I am using wxHaskell to create a simple GUI that has typical components like Buttons, Panels, etc.

When some of these components perform an action (like callback), the generic status of the application can change.

To keep the status I am using IORef as a sort of pointer to a generic data structure with all the properties of the status self.

Anyway using IORef as a sort of top level mutable state is generally not considered a good solution based on https://wiki.haskell.org/Top_level_mutable_state. It might be better State/StateT monad.

wxHaskell is a "bind" to an object oriented library (wxWidgets) and using a State monad is hard unless it's "hooked" to the main event loop thread.

What is the best way to manage a generic GUI status with Haskell in a functional programming way?

1 Answer 1



The thing that makes this not as trivial as it is in an imperative impure setting is that the state isn't only being modified on our side, the system modifies it too, and in realtime (e.g. when the user moves the window, or even merely moves the cursor). And we can't listen to events and update our values, because they are immutable.

If we were the only ones responsible for the state that just would have been a whole lot easier.

This is what makes people resort to IORefs: they don't know what to do, and this pattern is the only solution they're familiar with -- it's great in imperative languages, after all. It's kind of easy, and it's really fast, isn't it? (unlike polling for example).

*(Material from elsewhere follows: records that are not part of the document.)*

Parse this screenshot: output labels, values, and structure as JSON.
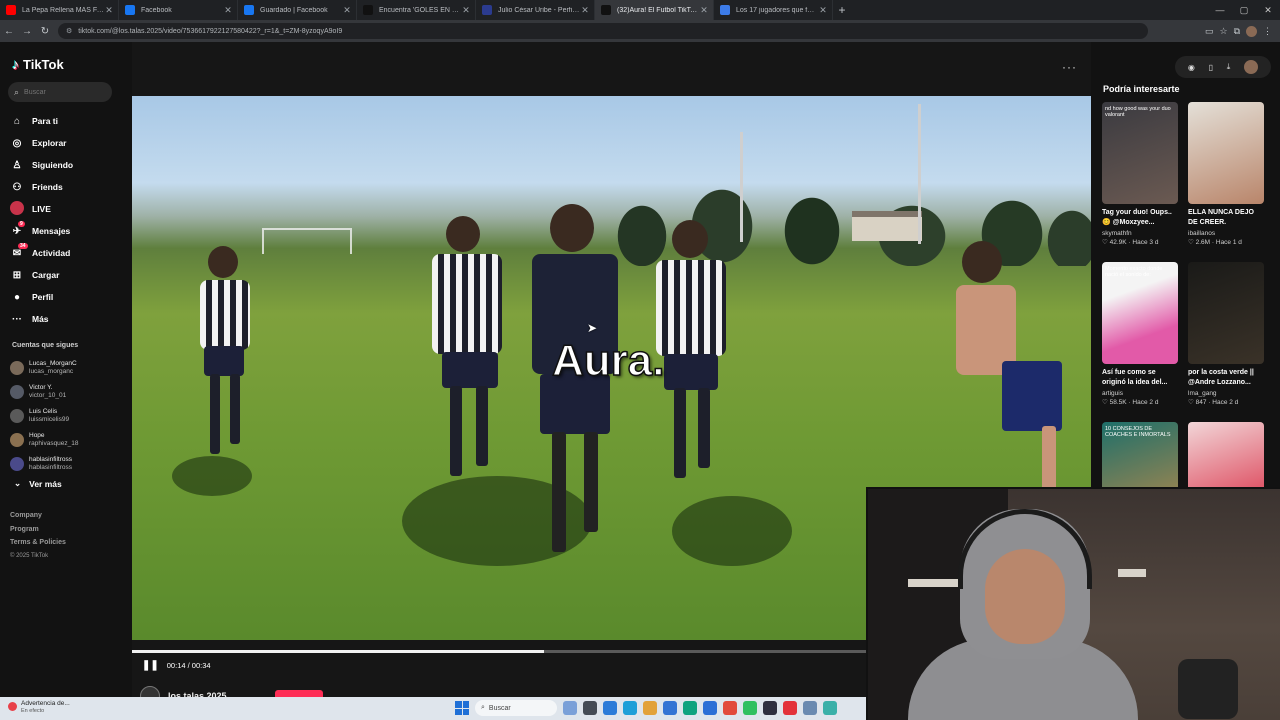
{
  "browser": {
    "tabs": [
      {
        "title": "La Pepa Rellena MÁS FAMOSA",
        "fav": "#ff0000",
        "active": false
      },
      {
        "title": "Facebook",
        "fav": "#1877f2",
        "active": false
      },
      {
        "title": "Guardado | Facebook",
        "fav": "#1877f2",
        "active": false
      },
      {
        "title": "Encuentra 'GOLES EN TIKTOK'",
        "fav": "#111111",
        "active": false
      },
      {
        "title": "Julio César Uribe - Perfil del jug...",
        "fav": "#2b3b8f",
        "active": false
      },
      {
        "title": "(32)Aura! El Futbol TikTok d...",
        "fav": "#111111",
        "active": true
      },
      {
        "title": "Los 17 jugadores que fueron b...",
        "fav": "#3c7be8",
        "active": false
      }
    ],
    "url": "tiktok.com/@los.talas.2025/video/7536617922127580422?_r=1&_t=ZM-8yzoqyA9oI9"
  },
  "sidebar": {
    "logo": "TikTok",
    "search_placeholder": "Buscar",
    "menu": [
      {
        "label": "Para ti",
        "icon": "home-icon",
        "glyph": "⌂"
      },
      {
        "label": "Explorar",
        "icon": "compass-icon",
        "glyph": "◎"
      },
      {
        "label": "Siguiendo",
        "icon": "following-icon",
        "glyph": "♙"
      },
      {
        "label": "Friends",
        "icon": "friends-icon",
        "glyph": "⚇"
      },
      {
        "label": "LIVE",
        "icon": "live-icon",
        "glyph": ""
      },
      {
        "label": "Mensajes",
        "icon": "messages-icon",
        "glyph": "✈",
        "badge": "9"
      },
      {
        "label": "Actividad",
        "icon": "activity-icon",
        "glyph": "✉",
        "badge": "34"
      },
      {
        "label": "Cargar",
        "icon": "upload-icon",
        "glyph": "⊞"
      },
      {
        "label": "Perfil",
        "icon": "profile-icon",
        "glyph": "●"
      },
      {
        "label": "Más",
        "icon": "more-icon",
        "glyph": "···"
      }
    ],
    "following_heading": "Cuentas que sigues",
    "following": [
      {
        "name": "Lucas_MorganC",
        "handle": "lucas_morganc",
        "color": "#7a6a5a"
      },
      {
        "name": "Victor Y.",
        "handle": "victor_10_01",
        "color": "#555a66"
      },
      {
        "name": "Luis Celis",
        "handle": "luissmicelis99",
        "color": "#5a5a5a"
      },
      {
        "name": "Hope",
        "handle": "raphivasquez_18",
        "color": "#8a7050"
      },
      {
        "name": "hablasinfiltross",
        "handle": "hablasinfiltross",
        "color": "#4a4a8a"
      }
    ],
    "see_more": "Ver más",
    "footer": [
      "Company",
      "Program",
      "Terms & Policies"
    ],
    "copyright": "© 2025 TikTok"
  },
  "video": {
    "caption": "Aura.",
    "time": "00:14 / 00:34",
    "progress": 0.43,
    "author": "los.talas.2025"
  },
  "right": {
    "heading": "Podría interesarte",
    "recs": [
      {
        "overlay": "nd how good was your duo valorant",
        "caption": "Tag your duo! Oups.. 😊 @Moxzyee...",
        "user": "skymathfn",
        "views": "42.9K",
        "ago": "Hace 3 d",
        "bg": "linear-gradient(160deg,#3a3a40,#6b5a52)"
      },
      {
        "overlay": "",
        "caption": "ELLA NUNCA DEJO DE CREER.",
        "user": "ibaillanos",
        "views": "2.6M",
        "ago": "Hace 1 d",
        "bg": "linear-gradient(160deg,#e4e0d8,#b9856a)"
      },
      {
        "overlay": "Momento exacto donde nació el sonido de:",
        "caption": "Así fue como se originó la idea del...",
        "user": "artiguis",
        "views": "58.5K",
        "ago": "Hace 2 d",
        "bg": "linear-gradient(160deg,#f4f4f4 30%,#e25aa8 70%)"
      },
      {
        "overlay": "",
        "caption": "por la costa verde || @Andre Lozzano...",
        "user": "lma_gang",
        "views": "847",
        "ago": "Hace 2 d",
        "bg": "linear-gradient(160deg,#1a1a18,#3a3228)"
      },
      {
        "overlay": "10 CONSEJOS DE COACHES E INMORTALS",
        "caption": "",
        "user": "",
        "views": "",
        "ago": "",
        "bg": "linear-gradient(160deg,#1e6f6a,#b88a4a)"
      },
      {
        "overlay": "",
        "caption": "",
        "user": "",
        "views": "",
        "ago": "",
        "bg": "linear-gradient(160deg,#f2d6d8,#d8263e)"
      }
    ]
  },
  "taskbar": {
    "warning_title": "Advertencia de...",
    "warning_sub": "En efecto",
    "search_placeholder": "Buscar",
    "apps": [
      "#7aa0d8",
      "#444b55",
      "#2b7bd8",
      "#1d9fd8",
      "#e2a23a",
      "#3474d4",
      "#0fa37f",
      "#2b6fd6",
      "#e24a3b",
      "#30c060",
      "#2f2f3f",
      "#e3323a",
      "#6a8ab0",
      "#3ab0a8"
    ]
  }
}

Well, we obviously can't be pure here, GUI is all about side-effects, but we do want to try to remain as pure as much as we can, and we'd even really like to do so with the functional constructs we've grown to love so much (foldables, functors, applicatives, sometimes arrows), and this is pretty much what FRP (Functional Reactive Programming) can do for you.

There are many FRP libraries out there, imo an easy one is reactive-banana.

I can't think of anything more idiomatic, however if that's an overkill, top-level mutable state shouldn't really be the answer. I'd keep the state, either directly in main, or group it in datatypes (with IORef fields) if there are too many and it becomes an IO zoo.

Tip: I haven't tried it, but I think FRP with a lens library can make state management incredibly easy.